The article in its formlessness and idiosyncrasy unprecedented surely in newspaper history.
Something is up and that indicates Hekia is in danger of coming down.
For Hekia to use this populist, down-home stuff to distract from the way she has ripped the heart out of New Zealand schools, especially primary schools, and to further her plans for more rough surgery (better called the ‘big shakedown’), demonstrates she senses a problem of tenure, and she knows it.
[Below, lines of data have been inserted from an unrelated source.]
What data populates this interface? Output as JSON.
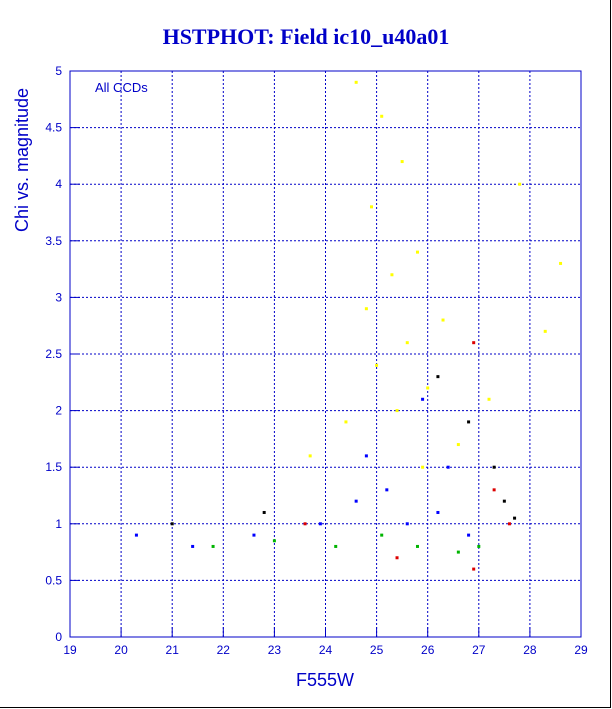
{
  "chart_data": {
    "type": "scatter",
    "title": "HSTPHOT: Field ic10_u40a01",
    "xlabel": "F555W",
    "ylabel": "Chi vs. magnitude",
    "annotation": "All CCDs",
    "xlim": [
      19,
      29
    ],
    "ylim": [
      0,
      5
    ],
    "x_ticks": [
      "19",
      "20",
      "21",
      "22",
      "23",
      "24",
      "25",
      "26",
      "27",
      "28",
      "29"
    ],
    "y_ticks": [
      "0",
      "0.5",
      "1",
      "1.5",
      "2",
      "2.5",
      "3",
      "3.5",
      "4",
      "4.5",
      "5"
    ],
    "grid": true,
    "series": [
      {
        "color": "#ffff00",
        "points": [
          [
            24.9,
            3.8
          ],
          [
            25.1,
            4.6
          ],
          [
            25.3,
            3.2
          ],
          [
            25.6,
            2.6
          ],
          [
            25.8,
            3.4
          ],
          [
            26.0,
            2.2
          ],
          [
            25.4,
            2.0
          ],
          [
            24.8,
            2.9
          ],
          [
            25.0,
            2.4
          ],
          [
            26.3,
            2.8
          ],
          [
            27.2,
            2.1
          ],
          [
            28.3,
            2.7
          ],
          [
            24.4,
            1.9
          ],
          [
            23.7,
            1.6
          ],
          [
            25.5,
            4.2
          ],
          [
            24.6,
            4.9
          ],
          [
            26.6,
            1.7
          ],
          [
            25.9,
            1.5
          ],
          [
            28.6,
            3.3
          ],
          [
            27.8,
            4.0
          ]
        ]
      },
      {
        "color": "#0000ff",
        "points": [
          [
            25.6,
            1.0
          ],
          [
            26.2,
            1.1
          ],
          [
            26.8,
            0.9
          ],
          [
            25.2,
            1.3
          ],
          [
            24.6,
            1.2
          ],
          [
            23.9,
            1.0
          ],
          [
            22.6,
            0.9
          ],
          [
            21.4,
            0.8
          ],
          [
            20.3,
            0.9
          ],
          [
            26.4,
            1.5
          ],
          [
            25.9,
            2.1
          ],
          [
            24.8,
            1.6
          ]
        ]
      },
      {
        "color": "#00b400",
        "points": [
          [
            25.8,
            0.8
          ],
          [
            26.6,
            0.75
          ],
          [
            25.1,
            0.9
          ],
          [
            24.2,
            0.8
          ],
          [
            23.0,
            0.85
          ],
          [
            21.8,
            0.8
          ],
          [
            27.0,
            0.8
          ]
        ]
      },
      {
        "color": "#dc0000",
        "points": [
          [
            27.3,
            1.3
          ],
          [
            27.6,
            1.0
          ],
          [
            26.9,
            0.6
          ],
          [
            25.4,
            0.7
          ],
          [
            23.6,
            1.0
          ],
          [
            26.9,
            2.6
          ]
        ]
      },
      {
        "color": "#000000",
        "points": [
          [
            27.5,
            1.2
          ],
          [
            27.7,
            1.05
          ],
          [
            27.3,
            1.5
          ],
          [
            26.8,
            1.9
          ],
          [
            22.8,
            1.1
          ],
          [
            21.0,
            1.0
          ],
          [
            26.2,
            2.3
          ]
        ]
      }
    ]
  }
}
She knew there was a Herald article in the offing demonstrating that NCEA is an education fraud of her construction. And she knew that the article wasn’t even going to get to the real point of the NCEA shambles – that of manipulation within the manipulation described, and it being symptomatic of whole-of-system failure.
For all that million dollar smile and oleaginous demeanour what a cold-hearted minister of education she has been. In her pursuit of putting down teachers and public education she can’t help herself from, in the end, hurting children, especially vulnerable children. I have mentioned Maori children above (oh yes let them eat cake); now, once again, children with special needs. She once notoriously hinted that special needs children are a result of poor teaching and teachers should just get on with it; and here we have the miserly funded targeted provision, but even more, if bulk funding came in, it would be special needs children that would suffer most.
She knows but doesn’t care.
And there are other things in the offing aren’t there Hekia? you know what I mean. And I don’t mean the mess that is clusters and the questions Treasury is asking about them.
“Kelvin Smythe was a primary school teacher, teachers college lecturer, and senior inspector of schools. He has been battling the neoliberal agenda in New Zealand education since 1989.”